De Courtenay found little difficulty in settling the terms of a ten years’ truce with the formidable Mameluke; for the Sultan had far greater reason to fear his Moslem than his Christian foes.

There was no occasion for the farther sojourn of the English in Palestine; and Edward, having accomplished nothing more than his great-uncle, and leaving a reputation scarcely inferior to Cœur de Lion, departed with his retinue for Europe.

Notwithstanding the peaceful termination of the expedition, this crusade, the last of the chivalrous offspring of Feudalism and Enthusiasm, like its elder brethren, found a premature grave in darkness and gloom.
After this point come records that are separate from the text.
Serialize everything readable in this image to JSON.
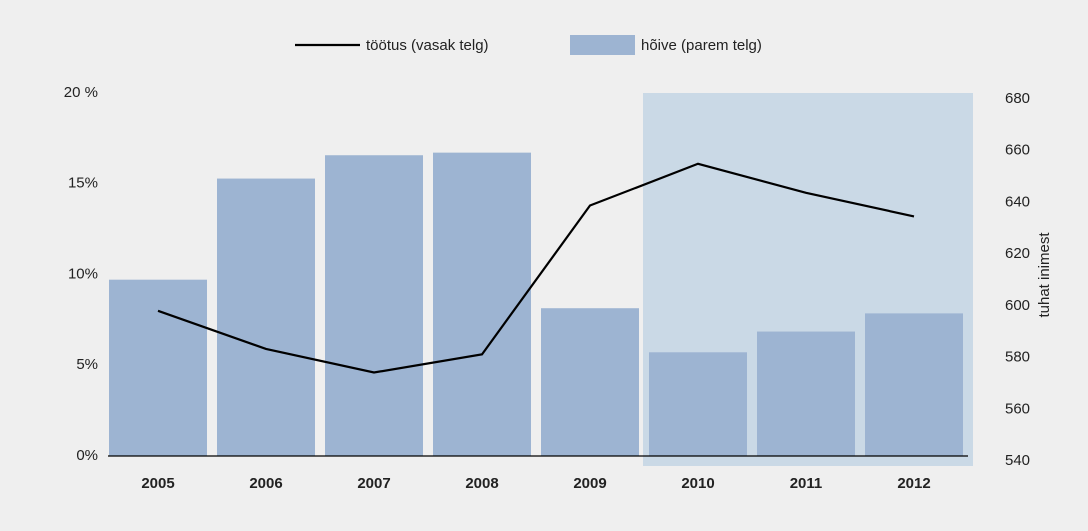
{
  "chart_data": {
    "type": "bar_line",
    "categories": [
      "2005",
      "2006",
      "2007",
      "2008",
      "2009",
      "2010",
      "2011",
      "2012"
    ],
    "series": [
      {
        "name": "töötus (vasak telg)",
        "type": "line",
        "color": "#000000",
        "axis": "y",
        "values": [
          8.0,
          5.9,
          4.6,
          5.6,
          13.8,
          16.1,
          14.5,
          13.2
        ]
      },
      {
        "name": "hõive (parem telg)",
        "type": "bar",
        "color": "#9db4d2",
        "axis": "y2",
        "values": [
          608,
          647,
          656,
          657,
          597,
          580,
          588,
          595
        ]
      }
    ],
    "ylim": [
      0,
      20
    ],
    "yticks": [
      {
        "value": 0,
        "label": "0%"
      },
      {
        "value": 5,
        "label": "5%"
      },
      {
        "value": 10,
        "label": "10%"
      },
      {
        "value": 15,
        "label": "15%"
      },
      {
        "value": 20,
        "label": "20 %"
      }
    ],
    "y2lim": [
      540,
      680
    ],
    "y2ticks": [
      540,
      560,
      580,
      600,
      620,
      640,
      660,
      680
    ],
    "y2label": "tuhat inimest",
    "grid": false
  }
}
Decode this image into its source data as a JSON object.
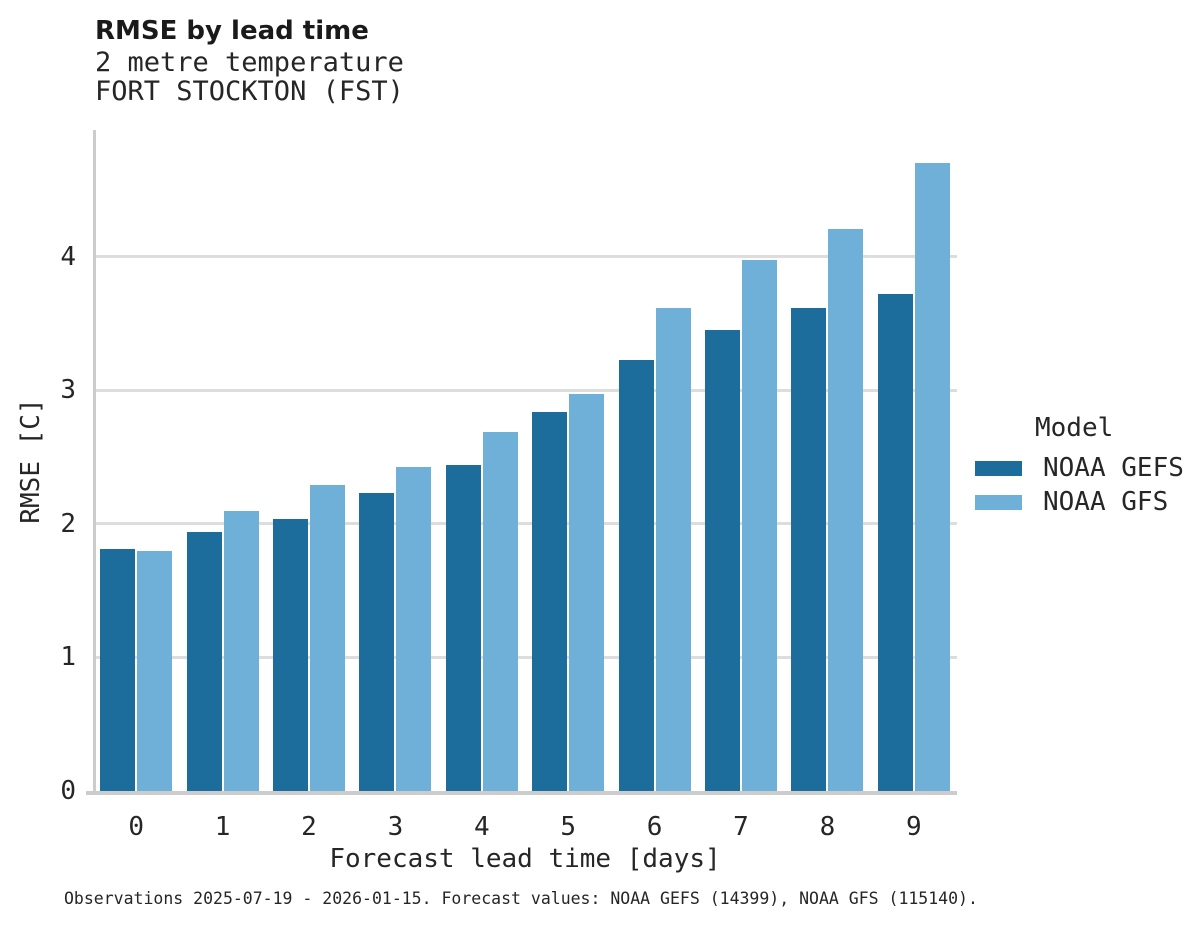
{
  "header": {
    "title": "RMSE by lead time",
    "subtitle_line1": "2 metre temperature",
    "subtitle_line2": "FORT STOCKTON (FST)"
  },
  "chart_data": {
    "type": "bar",
    "title": "RMSE by lead time",
    "subtitle": [
      "2 metre temperature",
      "FORT STOCKTON (FST)"
    ],
    "categories": [
      "0",
      "1",
      "2",
      "3",
      "4",
      "5",
      "6",
      "7",
      "8",
      "9"
    ],
    "series": [
      {
        "name": "NOAA GEFS",
        "color": "#1d6d9c",
        "values": [
          1.81,
          1.94,
          2.04,
          2.23,
          2.44,
          2.84,
          3.23,
          3.45,
          3.62,
          3.72
        ]
      },
      {
        "name": "NOAA GFS",
        "color": "#6fb0d8",
        "values": [
          1.8,
          2.1,
          2.29,
          2.43,
          2.69,
          2.97,
          3.62,
          3.98,
          4.21,
          4.7
        ]
      }
    ],
    "xlabel": "Forecast lead time [days]",
    "ylabel": "RMSE [C]",
    "ylim": [
      0,
      4.95
    ],
    "yticks": [
      0,
      1,
      2,
      3,
      4
    ],
    "grid": "horizontal-only",
    "legend_title": "Model",
    "legend_position": "right-center",
    "bar_grouping": "grouped-pairs"
  },
  "legend": {
    "title": "Model",
    "items": [
      {
        "label": "NOAA GEFS",
        "color": "#1d6d9c"
      },
      {
        "label": "NOAA GFS",
        "color": "#6fb0d8"
      }
    ]
  },
  "caption": "Observations 2025-07-19 - 2026-01-15. Forecast values: NOAA GEFS (14399), NOAA GFS (115140).",
  "colors": {
    "background": "#ffffff",
    "grid": "#dddddd",
    "spine": "#cccccc",
    "text": "#262626",
    "title": "#1a1a1a"
  }
}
The son of St. Louis, Philip the Hardy, returning from Tunis, deposited five coffins in the crypts of St. Denis. They contained the remains of his sainted father, Louis IX., of his brother Tristan, of his brother-in-law, Thibaut, descendant of Adela, of his beloved queen and their infant son. Weak and dying himself, he was almost the only heir of his royal family. The ambitious Charles d’Anjou, the rival and the murderer of Corradino, grandson of Frederic and Violante, plundered the stranded vessels of the returning crusaders, and thus enriched his kingdom of Sicily, by the great shipwreck of the empire and the church.

Death, too, had been busy in the palace of Windsor. The two beautiful children of Edward and Eleanora had been laid in the tomb, and their grandfather, Henry III., with their aunt Margaret, Queen of Scotland, soon followed them to the great charnel-house of England, Westminster Abbey. The melancholy tidings of these repeated bereavements met the royal pair in Sicily, and cast a pall over the land to which they had anticipated a triumphant return.
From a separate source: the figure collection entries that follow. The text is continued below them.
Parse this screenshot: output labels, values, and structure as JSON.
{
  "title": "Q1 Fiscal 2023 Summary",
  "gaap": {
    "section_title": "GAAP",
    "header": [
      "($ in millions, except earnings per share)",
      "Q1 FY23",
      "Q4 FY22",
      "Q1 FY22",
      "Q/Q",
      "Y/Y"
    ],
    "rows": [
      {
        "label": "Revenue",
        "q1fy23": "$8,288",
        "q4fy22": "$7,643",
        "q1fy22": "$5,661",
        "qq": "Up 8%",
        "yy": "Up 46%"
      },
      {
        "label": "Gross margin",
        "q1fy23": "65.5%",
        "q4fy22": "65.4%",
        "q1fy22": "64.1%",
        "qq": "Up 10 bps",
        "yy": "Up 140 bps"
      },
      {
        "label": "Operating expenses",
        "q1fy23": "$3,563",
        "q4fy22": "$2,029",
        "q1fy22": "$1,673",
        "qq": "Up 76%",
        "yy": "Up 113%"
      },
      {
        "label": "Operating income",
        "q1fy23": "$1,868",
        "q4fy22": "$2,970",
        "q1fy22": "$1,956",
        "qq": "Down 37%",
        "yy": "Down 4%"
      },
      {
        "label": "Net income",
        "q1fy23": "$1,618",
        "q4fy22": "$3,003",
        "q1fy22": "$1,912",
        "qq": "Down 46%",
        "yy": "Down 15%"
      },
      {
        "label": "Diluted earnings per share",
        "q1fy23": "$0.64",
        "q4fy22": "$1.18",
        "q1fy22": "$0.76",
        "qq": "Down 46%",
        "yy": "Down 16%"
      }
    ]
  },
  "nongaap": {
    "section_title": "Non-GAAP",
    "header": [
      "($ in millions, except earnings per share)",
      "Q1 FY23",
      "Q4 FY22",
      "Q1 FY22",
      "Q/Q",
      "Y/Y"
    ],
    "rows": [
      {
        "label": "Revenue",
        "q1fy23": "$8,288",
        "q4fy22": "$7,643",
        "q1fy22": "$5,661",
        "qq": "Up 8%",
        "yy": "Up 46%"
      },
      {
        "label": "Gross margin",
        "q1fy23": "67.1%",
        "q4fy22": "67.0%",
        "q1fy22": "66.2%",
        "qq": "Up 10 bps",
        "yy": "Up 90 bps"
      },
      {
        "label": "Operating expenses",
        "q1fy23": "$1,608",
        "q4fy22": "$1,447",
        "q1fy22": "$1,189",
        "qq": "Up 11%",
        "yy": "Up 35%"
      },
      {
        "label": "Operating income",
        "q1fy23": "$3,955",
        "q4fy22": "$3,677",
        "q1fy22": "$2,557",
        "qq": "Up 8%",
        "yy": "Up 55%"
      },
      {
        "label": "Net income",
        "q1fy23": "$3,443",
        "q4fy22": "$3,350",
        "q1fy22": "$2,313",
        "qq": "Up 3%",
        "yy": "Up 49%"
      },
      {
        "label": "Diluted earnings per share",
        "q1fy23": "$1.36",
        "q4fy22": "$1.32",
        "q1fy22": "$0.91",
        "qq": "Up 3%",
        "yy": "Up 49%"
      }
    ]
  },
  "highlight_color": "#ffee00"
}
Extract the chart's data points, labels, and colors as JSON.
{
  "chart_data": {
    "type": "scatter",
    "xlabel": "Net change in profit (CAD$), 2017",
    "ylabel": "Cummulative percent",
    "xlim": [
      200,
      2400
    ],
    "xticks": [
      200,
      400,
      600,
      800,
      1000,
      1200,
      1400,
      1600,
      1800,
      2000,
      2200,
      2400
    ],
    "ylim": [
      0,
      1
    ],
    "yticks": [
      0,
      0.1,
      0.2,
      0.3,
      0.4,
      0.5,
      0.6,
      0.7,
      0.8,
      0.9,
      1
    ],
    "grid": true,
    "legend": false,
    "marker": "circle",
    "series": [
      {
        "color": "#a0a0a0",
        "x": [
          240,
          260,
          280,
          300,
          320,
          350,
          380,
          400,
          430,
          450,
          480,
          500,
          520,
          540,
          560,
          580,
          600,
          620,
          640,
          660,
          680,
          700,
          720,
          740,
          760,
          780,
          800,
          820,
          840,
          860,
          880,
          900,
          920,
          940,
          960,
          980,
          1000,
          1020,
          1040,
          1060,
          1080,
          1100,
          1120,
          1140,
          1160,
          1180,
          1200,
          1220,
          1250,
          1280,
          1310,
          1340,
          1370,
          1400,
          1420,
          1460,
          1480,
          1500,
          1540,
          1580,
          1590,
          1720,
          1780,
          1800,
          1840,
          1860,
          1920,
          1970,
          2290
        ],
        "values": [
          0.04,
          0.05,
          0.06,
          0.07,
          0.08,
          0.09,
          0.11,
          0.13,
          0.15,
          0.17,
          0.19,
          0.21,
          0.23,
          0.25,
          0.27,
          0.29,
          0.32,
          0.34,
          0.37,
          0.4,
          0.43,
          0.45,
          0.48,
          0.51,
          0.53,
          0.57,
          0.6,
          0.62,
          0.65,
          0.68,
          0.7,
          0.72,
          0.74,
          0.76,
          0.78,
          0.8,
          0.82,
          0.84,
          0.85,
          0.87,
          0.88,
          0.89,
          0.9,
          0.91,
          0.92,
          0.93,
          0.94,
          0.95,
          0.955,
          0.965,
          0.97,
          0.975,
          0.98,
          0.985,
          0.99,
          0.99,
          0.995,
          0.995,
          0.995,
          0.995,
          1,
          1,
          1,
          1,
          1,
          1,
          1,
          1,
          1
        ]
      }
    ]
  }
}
The great problem of the conquest of Palestine was not yet solved to the mind of Edward, but the progress of the age trammelled his powers and limited his ambitious aspirations. The orders of knighthood, exhausted by the repeated drafts made upon their forces, by these eastern expeditions, began to decline in the scale of power; and the lower ranks, finding new avenues to wealth in productive labor and commerce, began the great battle with military organizations and hereditary aristocracy, which has been going on with increased advantage to the working classes from the middle ages to the present glorious era.
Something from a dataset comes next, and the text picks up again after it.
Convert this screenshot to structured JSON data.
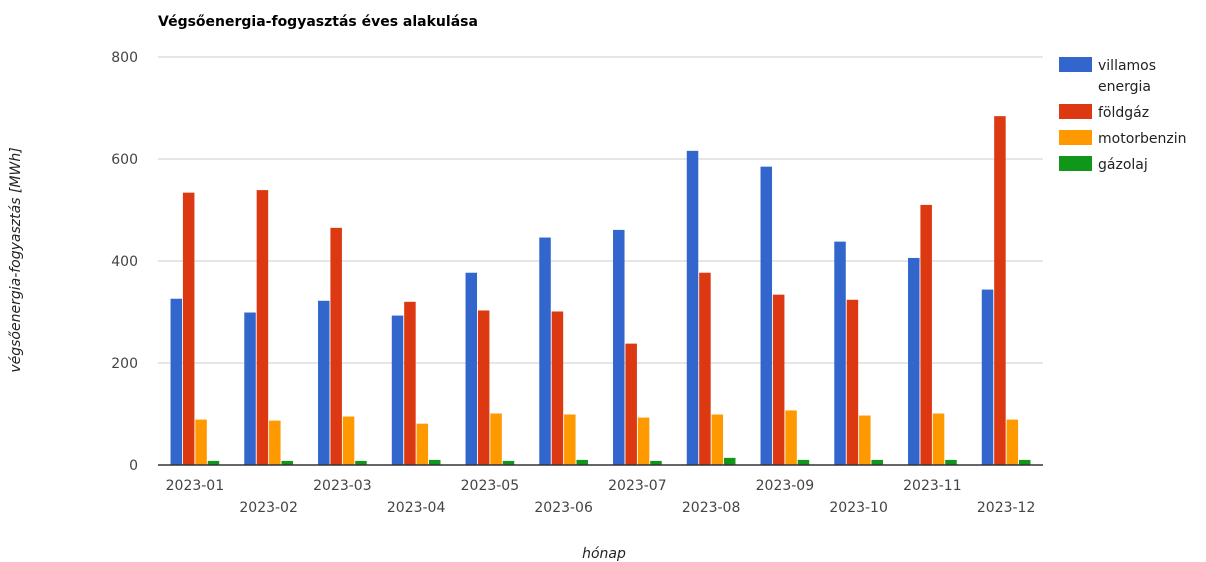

Gregory X. made some feeble attempts to rouse Europe once more for the redemption of the Holy Sepulchre, but his earnest appeal received no response from the sovereigns of Christendom, and within three years the last strain of the great anthem “Hierosolyma liberati” that began with the swelling tones of mustering warriors and sounded on through two centuries in the soul-stirring harmonies of jubilante peans, alternating with the mournful measures of funeral dirges, ended in a last sad refrain over the diminished remnants of the military orders, who, in a vain defence of Acre, dyed the sands of Syria with their blood.

From Sicily the royal crusaders proceeded to Rome, where they were cordially welcomed and splendidly entertained by Pope Gregory X., who, having long filled the office of confessor in their household, had been recalled from the Holy Land, to occupy the chair of St. Peter.

In the train of the King of England was his cousin, Henry, son of Richard of Cornwall, a gallant young noble who had led the detachment that opposed the band of Leicester, and, by his warlike prowess, greatly contributed to the successful issue of the sanguinary conflict at Evesham. His zeal and loyalty during this doubtful period, commended him to the confidence of Edward, and he had still more endeared himself to his royal patron, by his ardor in battling against the Infidels, and his brilliant achievements at the siege of Nazareth.

The young Henry was the affianced husband of the Princess Mary, in consequence of which, Eleanora had admitted him to an intimacy, and evinced for him an affection almost equal to that enjoyed by the royal children themselves.